The Franco-Belgian bank Dexia is losing money and will soon be in need of recapitalisation, according to its chief executive, quoted in Belgian newspapers on Saturday.
"Everyday that passes brings us nearer to the outcome, because Dexia is continuing to lose money," Karel De Boeck, the bank's CEO told l'Echo and De Tijd.
"So we are working on an increase in capital," he said. "The governments are working on it, as are the national banks and Dexia."
"We are looking at different models," he added saying he could not be more precise.
"I don't know if it will be before the end of the year or the beginning of 2013."
He also did not indicate the amount of the recapitalisation.
According to l'Echo the Belgian authorities have mentioned a figure of between 5 billion and 10 billion euros.
In early August Luc Coene, governor of the National Bank of Belgium, said that Dexia could soon need a recapitalisation after losing 1.2 billion euros in the first three months of the year.
"We are working on either a recurring annual increase or a 'one-shot' operation," he said.
"We are also looking how Eurostat will treat the operation according to the different scenarios."
L'Echo said that Belgium, with France, would be the only contributor to the recapitalisation, which could have major implications for the government's budget and its debt.
If Eurostat, the European Union body responsible for compiling statistics, considers the intervention to be government spending Belgium will have to adopt economy measures to comply with EU budgetary norms.
Dexia began a programme to dismantle itself in late 2011. On Friday it announced the sale of its Luxembourg unit for 730 million euros ($950 million) to a Qatari group after an associated capital increase of 204 million euros.
Dexia struck a deal in April to sell 90 percent of Banque Internationale a Luxembourg (BIL) to Qatari investment group Precision Capital, owned by the Al Thani family and the Grand Duchy of Luxembourg.

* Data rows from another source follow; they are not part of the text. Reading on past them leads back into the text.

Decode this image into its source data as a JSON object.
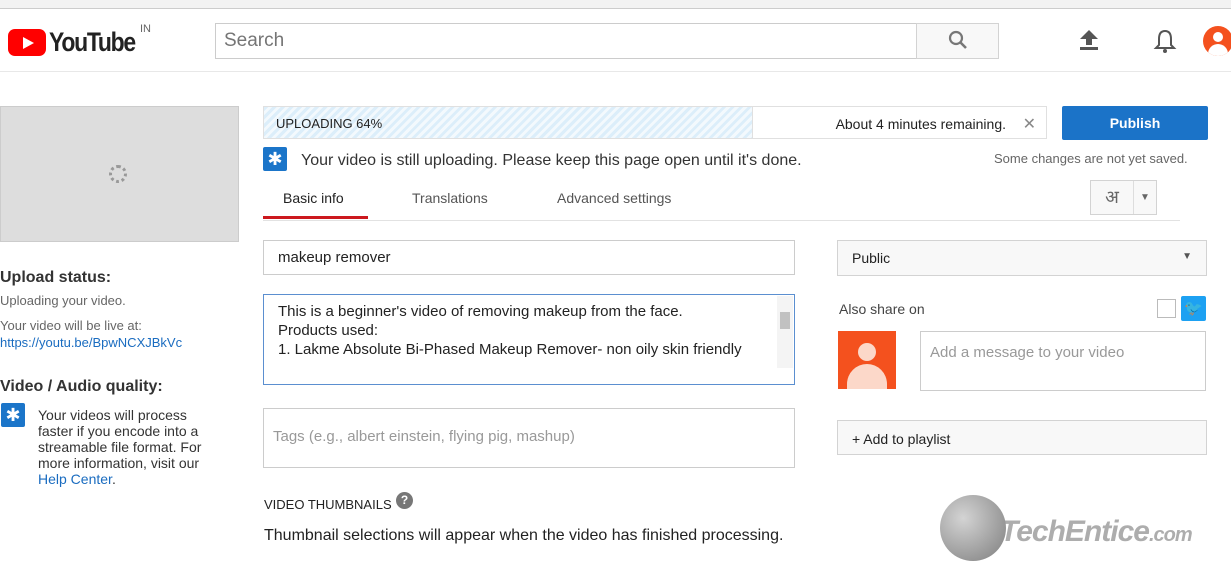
{
  "header": {
    "logo": "YouTube",
    "region": "IN",
    "search_placeholder": "Search",
    "icons": [
      "search-icon",
      "upload-icon",
      "bell-icon",
      "avatar"
    ]
  },
  "sidebar": {
    "upload_status_title": "Upload status:",
    "upload_status_text": "Uploading your video.",
    "live_at_label": "Your video will be live at:",
    "live_url": "https://youtu.be/BpwNCXJBkVc",
    "quality_title": "Video / Audio quality:",
    "quality_text": "Your videos will process faster if you encode into a streamable file format. For more information, visit our",
    "help_link": "Help Center",
    "help_suffix": "."
  },
  "upload": {
    "status_label": "UPLOADING 64%",
    "progress_percent": 64,
    "remaining": "About 4 minutes remaining.",
    "notice": "Your video is still uploading. Please keep this page open until it's done.",
    "unsaved": "Some changes are not yet saved.",
    "publish_label": "Publish"
  },
  "tabs": [
    {
      "label": "Basic info",
      "active": true
    },
    {
      "label": "Translations"
    },
    {
      "label": "Advanced settings"
    }
  ],
  "language_button": "अ",
  "form": {
    "title_value": "makeup remover",
    "description_value": "This is a beginner's video of removing makeup from the face.\nProducts used:\n1. Lakme Absolute Bi-Phased Makeup Remover- non oily skin friendly",
    "tags_placeholder": "Tags (e.g., albert einstein, flying pig, mashup)",
    "thumbnails_title": "VIDEO THUMBNAILS",
    "thumbnails_text": "Thumbnail selections will appear when the video has finished processing."
  },
  "right": {
    "privacy_value": "Public",
    "also_share": "Also share on",
    "message_placeholder": "Add a message to your video",
    "playlist_label": "+ Add to playlist"
  },
  "colors": {
    "accent": "#1b73c8",
    "tab_active": "#cc181e",
    "brand_red": "#ff0000"
  },
  "watermark": "eTechEntice.com"
}
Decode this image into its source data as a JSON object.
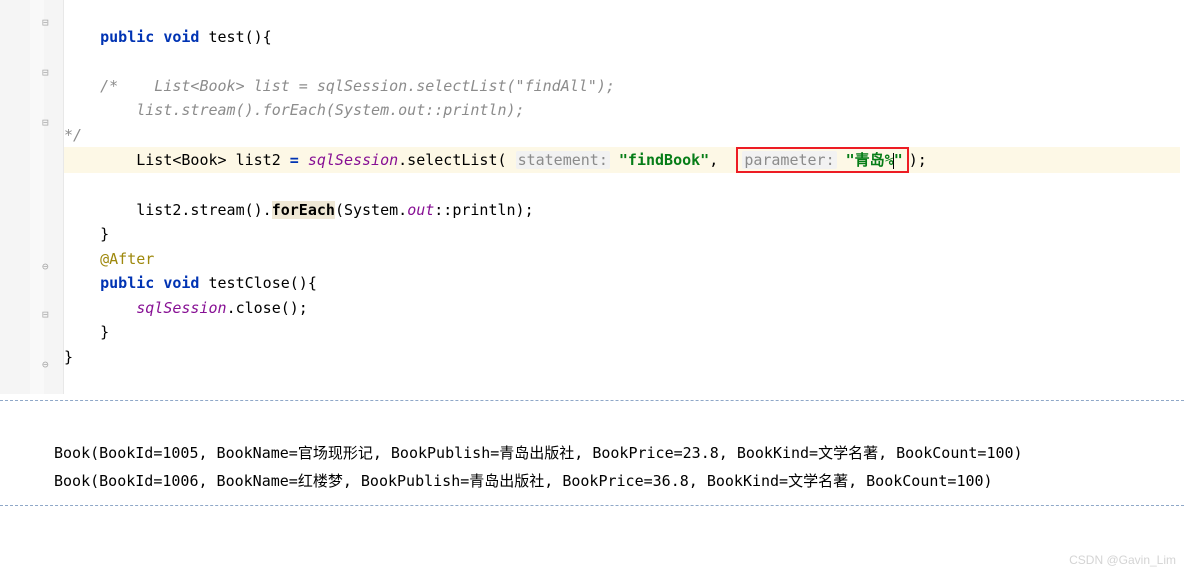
{
  "code": {
    "l1_kw1": "public",
    "l1_kw2": "void",
    "l1_name": " test(){",
    "l3_cm": "/*    List<Book> list = sqlSession.selectList(\"findAll\");",
    "l4_cm": "        list.stream().forEach(System.out::println);",
    "l5_cm": "*/",
    "l6_p1": "        List<Book> list2 ",
    "l6_op": "=",
    "l6_p2": " ",
    "l6_fld": "sqlSession",
    "l6_p3": ".selectList( ",
    "l6_hint1": "statement:",
    "l6_p4": " ",
    "l6_str1": "\"findBook\"",
    "l6_p5": ",  ",
    "l6_hint2": "parameter:",
    "l6_p6": " ",
    "l6_str2": "\"青岛%",
    "l6_str2b": "\"",
    "l6_p7": ");",
    "l8_p1": "        list2.stream().",
    "l8_fe": "forEach",
    "l8_p2": "(System.",
    "l8_out": "out",
    "l8_p3": "::println);",
    "l9": "    }",
    "l10_anno": "@After",
    "l11_kw1": "public",
    "l11_kw2": "void",
    "l11_name": " testClose(){",
    "l12_fld": "sqlSession",
    "l12_p1": ".close();",
    "l13": "    }",
    "l14": "}"
  },
  "output": {
    "row1": "Book(BookId=1005, BookName=官场现形记, BookPublish=青岛出版社, BookPrice=23.8, BookKind=文学名著, BookCount=100)",
    "row2": "Book(BookId=1006, BookName=红楼梦, BookPublish=青岛出版社, BookPrice=36.8, BookKind=文学名著, BookCount=100)"
  },
  "watermark": "CSDN @Gavin_Lim"
}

Last week it sold its Turkish subsidiary DenizBank to the Russian Sberbank for a sum close to 3 billion euros. It has cut 312 of the 1,100 jobs in France as part of a reorganisation of its local activities.
On September 26 the European Commission agreed to the extension until January 31 of the temporary 55 billion euro guarantee from France, Luxembourg and Belgium to allow the orderly dismantlement of the bank.
Belgium, which accounts for 60.5 percent of the guarantee compared with France's 36.5 percent and Luxembourg's 3.0 percent, would like France to undertake a larger share of the burden.